Now the consensus about the possible Apple netbook -- or whatever it'll be called -- is that it won't be a shrunken notebook. That is the strategy PC makers have followed, since it doesn't require a whole lot of design expertise to produce one. Just make the case and the screen smaller, and fill it with lower-power components.
Now Apple has actually already had a netbook in its lineup, more or less. Back in the mid-1990s, they built a grown-up Newton message pad with a built-in keyboard called the eMate 300. Not that it did very well, but I recall that my son actually got one on loan at the elementary school he attended at the time. Since there wasn't much in the way of software to run on it, it sort of sat there doing nothing.
All Apple really has to do, at least for starters, is to take the same concept into the 21st century. So we're talking here about a grown up version of a product that, in part, is a descendant of the Newton, and that's the iPhone.
The media's would-be designers, therefore, imagine that the Apple netbook would be based on the iPhone operating system. The advantage is that it would already have a large installed basis of customers using products with the iPhone operating system, and an application ecosystem with over 35,000 choices. Sure, something might have to be done to scale up software to work on a larger screen, but it's possible that the built-in system frameworks were already designed to accommodate such changes. It wouldn't make sense to assume that all iPhone-derived products would be expected to have the same display size.
The next question is whether such an animal would have a built-in keyboard. The problem there is that placing a full-sized keyboard on a such a product might be rather difficult. It may be that the netbook would more closely resemble a tablet or notepad. Like its smaller siblings, this iPad (or whatever you wish to call it) would also employ a virtual keyboard. However, it might make sense to allow you to hook up a standard keyboard via Bluetooth. That's something you can't do with an iPhone or iPod touch, but it would seem rather awkward to run a regular keyboard on such a small device. But something with a nine or ten inch screen might be a better fit for external input devices.
I wouldn't presume to guess what the final form might take, though I would imagine it being mostly screen and otherwise not dissimilar from an iPhone. No doubt it would also incorporate a telephone application of some sort, but you'd use the built-in speaker and mic or a headset to make calls. Feel free, gentle reader, to flesh out the remaining features of this device.
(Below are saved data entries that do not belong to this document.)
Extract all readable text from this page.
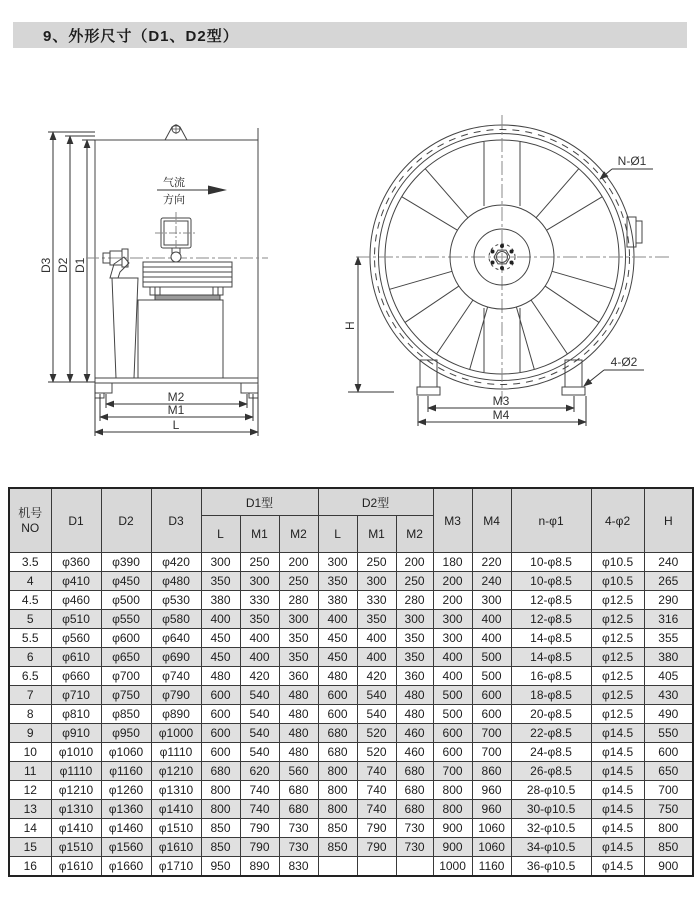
9、外形尺寸（D1、D2型）
D3 D2 D1
气流
方向
M2
M1
L
N-Ø1
4-Ø2
H
M3
M4
机号
NO	D1	D2	D3	D1型			D2型			M3	M4	n-φ1	4-φ2	H
				L	M1	M2	L	M1	M2					
3.5	φ360	φ390	φ420	300	250	200	300	250	200	180	220	10-φ8.5	φ10.5	240
4	φ410	φ450	φ480	350	300	250	350	300	250	200	240	10-φ8.5	φ10.5	265
4.5	φ460	φ500	φ530	380	330	280	380	330	280	200	300	12-φ8.5	φ12.5	290
5	φ510	φ550	φ580	400	350	300	400	350	300	300	400	12-φ8.5	φ12.5	316
5.5	φ560	φ600	φ640	450	400	350	450	400	350	300	400	14-φ8.5	φ12.5	355
6	φ610	φ650	φ690	450	400	350	450	400	350	400	500	14-φ8.5	φ12.5	380
6.5	φ660	φ700	φ740	480	420	360	480	420	360	400	500	16-φ8.5	φ12.5	405
7	φ710	φ750	φ790	600	540	480	600	540	480	500	600	18-φ8.5	φ12.5	430
8	φ810	φ850	φ890	600	540	480	600	540	480	500	600	20-φ8.5	φ12.5	490
9	φ910	φ950	φ1000	600	540	480	680	520	460	600	700	22-φ8.5	φ14.5	550
10	φ1010	φ1060	φ1110	600	540	480	680	520	460	600	700	24-φ8.5	φ14.5	600
11	φ1110	φ1160	φ1210	680	620	560	800	740	680	700	860	26-φ8.5	φ14.5	650
12	φ1210	φ1260	φ1310	800	740	680	800	740	680	800	960	28-φ10.5	φ14.5	700
13	φ1310	φ1360	φ1410	800	740	680	800	740	680	800	960	30-φ10.5	φ14.5	750
14	φ1410	φ1460	φ1510	850	790	730	850	790	730	900	1060	32-φ10.5	φ14.5	800
15	φ1510	φ1560	φ1610	850	790	730	850	790	730	900	1060	34-φ10.5	φ14.5	850
16	φ1610	φ1660	φ1710	950	890	830				1000	1160	36-φ10.5	φ14.5	900
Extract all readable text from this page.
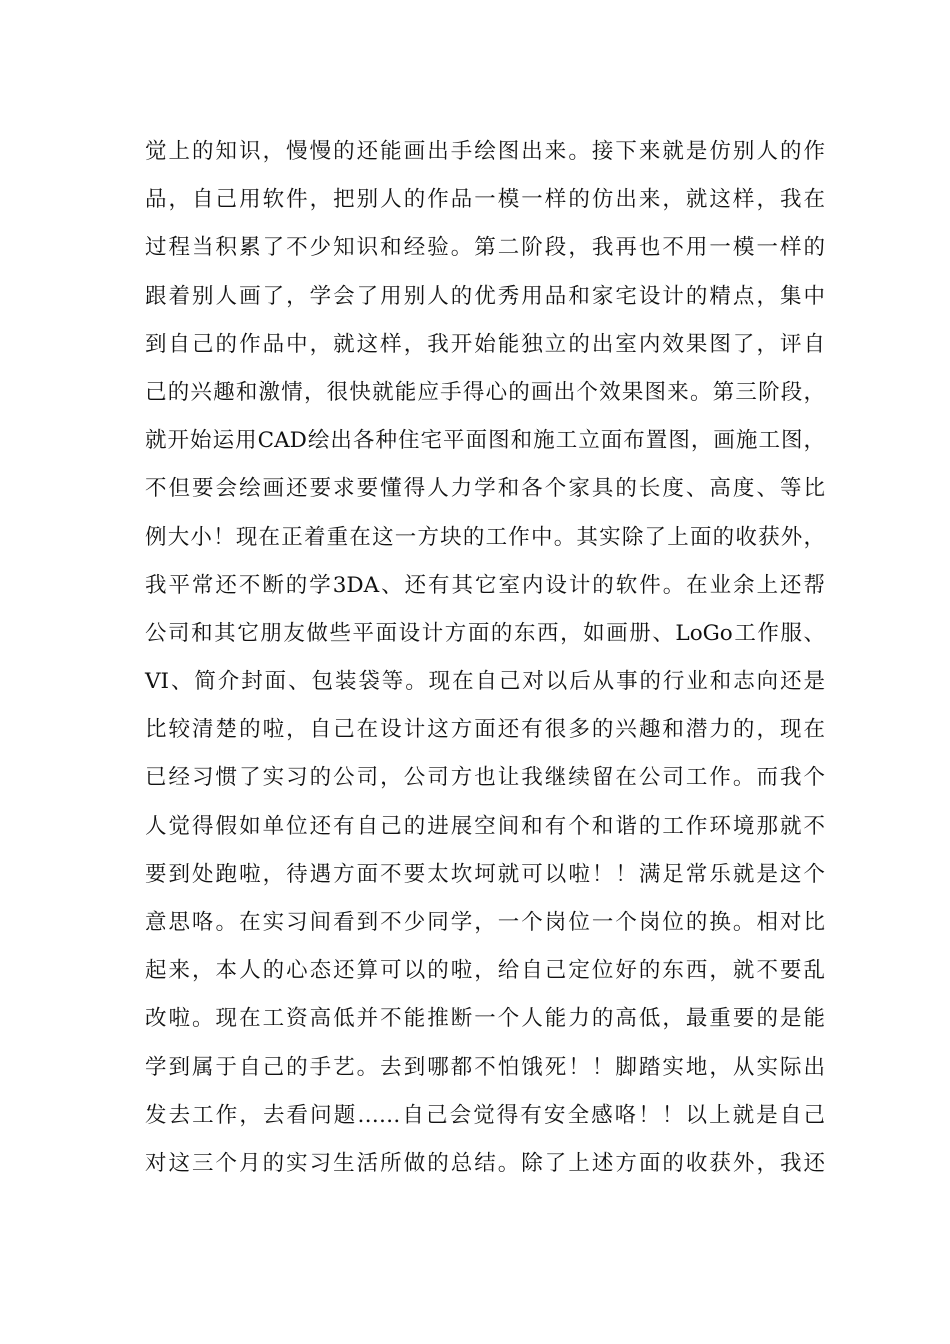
觉上的知识，慢慢的还能画出手绘图出来。接下来就是仿别人的作
品，自己用软件，把别人的作品一模一样的仿出来，就这样，我在
过程当积累了不少知识和经验。第二阶段，我再也不用一模一样的
跟着别人画了，学会了用别人的优秀用品和家宅设计的精点，集中
到自己的作品中，就这样，我开始能独立的出室内效果图了，评自
己的兴趣和激情，很快就能应手得心的画出个效果图来。第三阶段，
就开始运用CAD绘出各种住宅平面图和施工立面布置图，画施工图，
不但要会绘画还要求要懂得人力学和各个家具的长度、高度、等比
例大小！现在正着重在这一方块的工作中。其实除了上面的收获外，
我平常还不断的学3DA、还有其它室内设计的软件。在业余上还帮
公司和其它朋友做些平面设计方面的东西，如画册、LoGo工作服、
VI、简介封面、包装袋等。现在自己对以后从事的行业和志向还是
比较清楚的啦，自己在设计这方面还有很多的兴趣和潜力的，现在
已经习惯了实习的公司，公司方也让我继续留在公司工作。而我个
人觉得假如单位还有自己的进展空间和有个和谐的工作环境那就不
要到处跑啦，待遇方面不要太坎坷就可以啦！！满足常乐就是这个
意思咯。在实习间看到不少同学，一个岗位一个岗位的换。相对比
起来，本人的心态还算可以的啦，给自己定位好的东西，就不要乱
改啦。现在工资高低并不能推断一个人能力的高低，最重要的是能
学到属于自己的手艺。去到哪都不怕饿死！！脚踏实地，从实际出
发去工作，去看问题……自己会觉得有安全感咯！！以上就是自己
对这三个月的实习生活所做的总结。除了上述方面的收获外，我还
However, I am certain it'll be incredibly thin and light and likely weigh less than one pound fully outfitted. More to the point, it might also be the ultimate ebook reader. So far, that's a market where companies have tried and failed, though Amazon's Kindle comes close. Except it's black and white, and a true ebook product ought to include color as well, so you could perhaps read your favorite magazines on it too.
The larger screen, and no doubt more powerful processors, including the graphics chips, might make for one incredible gaming platform. Already the major game software publishers are jumping on the iPhone bandwagon, and imagine having something with, say, two or three times the horsepower, and a wide range of external controllers. This is getting real interesting, though not to me, since I'm not into games. But I can surely see the potential.
So what would this beast cost? Well, the media designers are suggesting that, since it'll have telephone and Internet capabilities, Apple might set up a subsidy deal with its iPhone partners, so you could buy one at a discount. Otherwise, the price might come real close to that of a MacBook, and that would seem excessive for a netbook.
No, I'm not going to try my hand at drawing an iPad. I'm a writer not a graphic artist. Besides, whatever I do come up with, I'm sure Apple can do a whole lot better.
In any case, is this the basic form of Apple's alleged netbook? Well, it mostly represents the media's version. Apple no doubt has other ideas, and they may still amaze us with the end result. That is, if they decide to even bother.